Electric vans are all the rage at DHL, UPS—maybe even USPS, too
Electrifying commercial fleets of vehicles makes even more sense than trying to persuade individual private citizens to switch to electric vehicles. After all, if you convince your neighbor to buy an EV, that’s one more EV on the road, but a single decision to electrify a commercial fleet can replace dozens, hundreds, or even thousands of internal combustion engine-powered vehicles.
Take DHL Express, for example. After a successful trial of nine electric Transit 350HD vans from Lightning eMotors, this week the courier company announced it will deploy another 89 electric vans to New York and California this year.
“We’re aiming to improve the lives of people where they live and work, using clean pickup and delivery solutions—such as electric vehicles and cargo cycles—for our first- and last-mile services,” said DHL Express US CEO Greg Hewitt. “With the successful deployment of the first nine pilot vehicles, we are excited to expand our electric delivery van footprint and continue to drive forward our corporate roadmap to decarbonization.”
Ford is bringing its own class 2 electrified Transit van to the US in 2022. But Colorado-based Lightning eMotors has been developing an electrified class 3 Transit van—which is rated for heavier loads—since 2017. Earlier this month, Lightning and Proterra announced that the electric Transits would use Proterra-made battery packs, with production reaching an anticipated 3,000 vans in 2023.
“Proterra’s batteries are premium technology for premium vehicles,” said Tim Reeser, CEO of Lightning eMotors. “We are very pleased to be able offer their batteries on our industry-leading Lightning Electric vehicles.
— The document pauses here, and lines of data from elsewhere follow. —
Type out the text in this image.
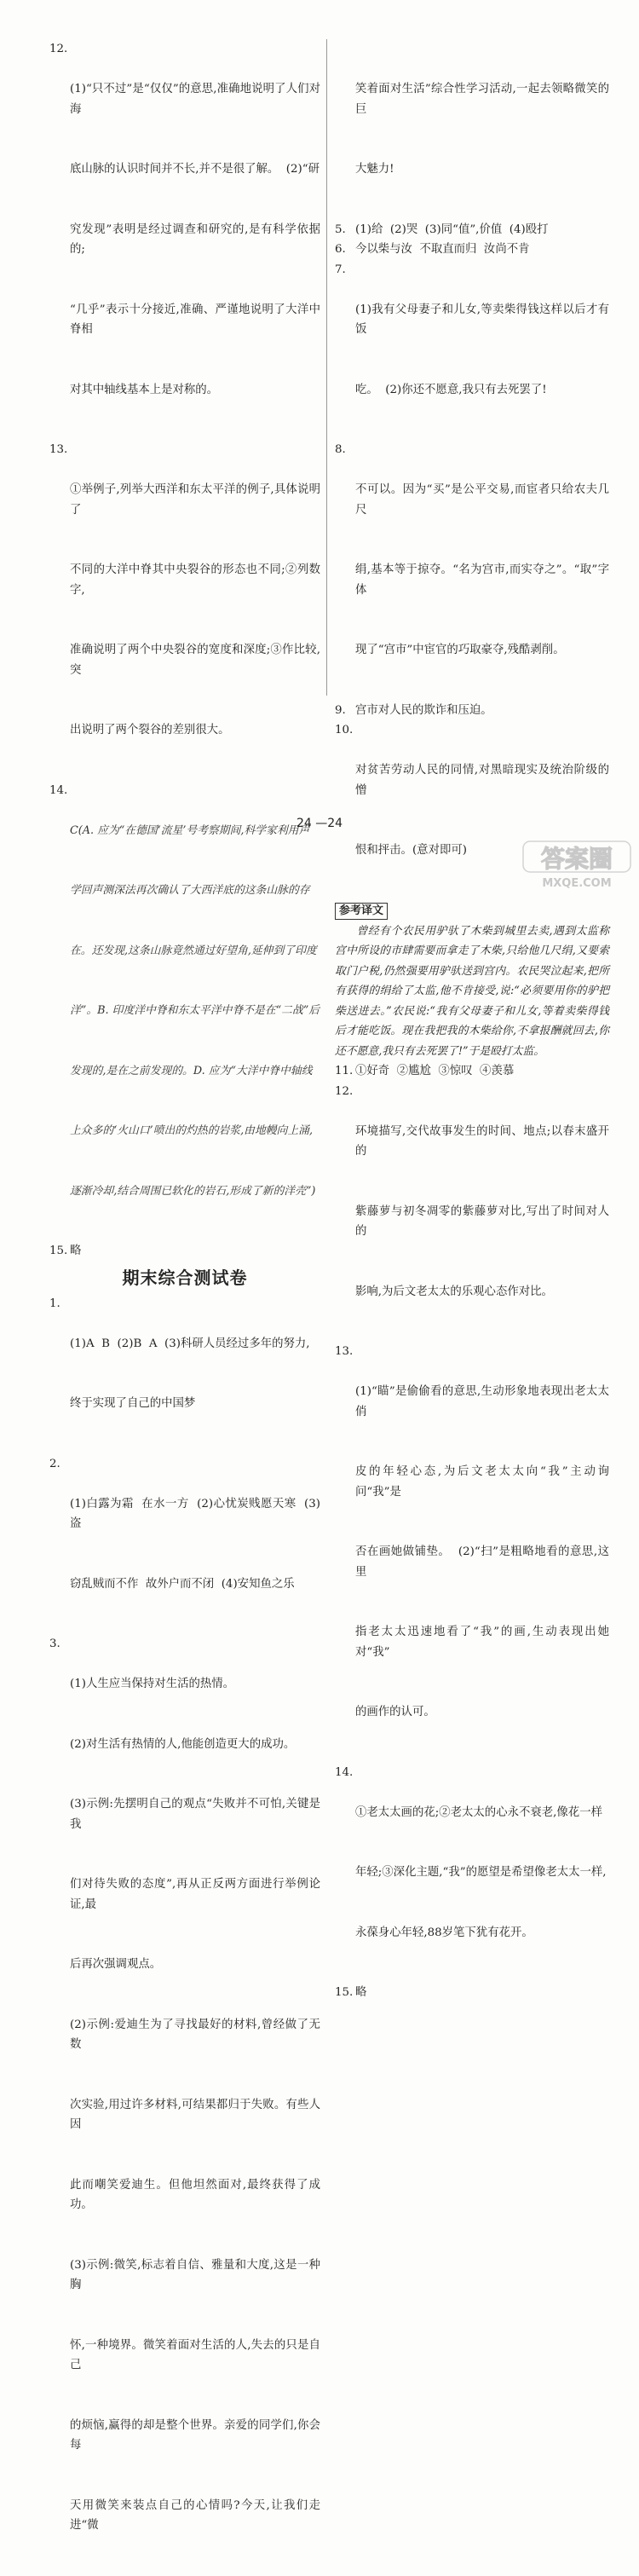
12.

(1)“只不过”是“仅仅”的意思,准确地说明了人们对海

底山脉的认识时间并不长,并不是很了解。  (2)“研

究发现”表明是经过调查和研究的,是有科学依据的;

“几乎”表示十分接近,准确、严谨地说明了大洋中脊相

对其中轴线基本上是对称的。

13.

①举例子,列举大西洋和东太平洋的例子,具体说明了

不同的大洋中脊其中央裂谷的形态也不同;②列数字,

准确说明了两个中央裂谷的宽度和深度;③作比较,突

出说明了两个裂谷的差别很大。

14.

C(A. 应为“在德国‘流星’号考察期间,科学家利用声

学回声测深法再次确认了大西洋底的这条山脉的存

在。还发现,这条山脉竟然通过好望角,延伸到了印度

洋”。B. 印度洋中脊和东太平洋中脊不是在“二战”后

发现的,是在之前发现的。D. 应为“大洋中脊中轴线

上众多的‘火山口’喷出的灼热的岩浆,由地幔向上涌,

逐渐冷却,结合周围已软化的岩石,形成了新的洋壳”)

15. 略
期末综合测试卷
1.

(1)A  B  (2)B  A  (3)科研人员经过多年的努力,

终于实现了自己的中国梦

2.

(1)白露为霜  在水一方  (2)心忧炭贱愿天寒  (3)盗

窃乱贼而不作  故外户而不闭  (4)安知鱼之乐

3.

(1)人生应当保持对生活的热情。

(2)对生活有热情的人,他能创造更大的成功。

(3)示例:先摆明自己的观点“失败并不可怕,关键是我

们对待失败的态度”,再从正反两方面进行举例论证,最

后再次强调观点。

(2)示例:爱迪生为了寻找最好的材料,曾经做了无数

次实验,用过许多材料,可结果都归于失败。有些人因

此而嘲笑爱迪生。但他坦然面对,最终获得了成功。

(3)示例:微笑,标志着自信、雅量和大度,这是一种胸

怀,一种境界。微笑着面对生活的人,失去的只是自己

的烦恼,赢得的却是整个世界。亲爱的同学们,你会每

天用微笑来装点自己的心情吗?今天,让我们走进“微

笑着面对生活”综合性学习活动,一起去领略微笑的巨

大魅力!

5. (1)给  (2)哭  (3)同“值”,价值  (4)殴打
6. 今以柴与汝  不取直而归  汝尚不肯
7.

(1)我有父母妻子和儿女,等卖柴得钱这样以后才有饭

吃。  (2)你还不愿意,我只有去死罢了!

8.

不可以。因为“买”是公平交易,而宦者只给农夫几尺

绢,基本等于掠夺。“名为宫市,而实夺之”。“取”字体

现了“宫市”中宦官的巧取豪夺,残酷剥削。

9. 宫市对人民的欺诈和压迫。
10.

对贫苦劳动人民的同情,对黑暗现实及统治阶级的憎

恨和抨击。(意对即可)

参考译文
曾经有个农民用驴驮了木柴到城里去卖,遇到太监称宫中所设的市肆需要而拿走了木柴,只给他几尺绢,又要索取门户税,仍然强要用驴驮送到宫内。农民哭泣起来,把所有获得的绢给了太监,他不肯接受,说:“必须要用你的驴把柴送进去。”农民说:“我有父母妻子和儿女,等着卖柴得钱后才能吃饭。现在我把我的木柴给你,不拿报酬就回去,你还不愿意,我只有去死罢了!”于是殴打太监。
11. ①好奇  ②尴尬  ③惊叹  ④羡慕
12.

环境描写,交代故事发生的时间、地点;以春末盛开的

紫藤萝与初冬凋零的紫藤萝对比,写出了时间对人的

影响,为后文老太太的乐观心态作对比。

13.

(1)“瞄”是偷偷看的意思,生动形象地表现出老太太俏

皮的年轻心态,为后文老太太向“我”主动询问“我”是

否在画她做铺垫。  (2)“扫”是粗略地看的意思,这里

指老太太迅速地看了“我”的画,生动表现出她对“我”

的画作的认可。

14.

①老太太画的花;②老太太的心永不衰老,像花一样

年轻;③深化主题,“我”的愿望是希望像老太太一样,

永葆身心年轻,88岁笔下犹有花开。

15. 略
24 —24
答案圈
MXQE.COM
We’ve delivered more zero-emission medium-duty commercial EVs than any other manufacturer in North America, and Proterra’s batteries will allow us to give our customers even more range, power, and features on our purpose-built vehicles at the price they need to scale up their electric fleets.”
Meanwhile, UPS is thinking even bigger than DHL Express. Last year, it ordered 10,000 electric vans from a UK startup called Arrival for delivery between 2021 and 2024, with an option for another 10,000. On Thursday, Arrival arrived on the NASDAQ exchange after completing a merger with a special-purpose acquisition company, earning the company a valuation of $13.6 billion and making the listing the largest ever by a British company.
There’s even a chance that the United States Postal Service might boost its electric fleet, too. In February, the USPS made up its mind about its next delivery vehicle, announcing plans to order 50,000 to 165,000 Next Generation Delivery Vehicles from Oshkosh Defense. The NGDV has been designed to be powertrain-agnostic, but we were saddened to learn that USPS only planned to order 10 percent of the delivery vehicles with EV powertrains. However, the agency has since told lawmakers that it could make that number 50 percent as long as Congress appropriates the money to do so—a fine reason to write to your senators and representatives.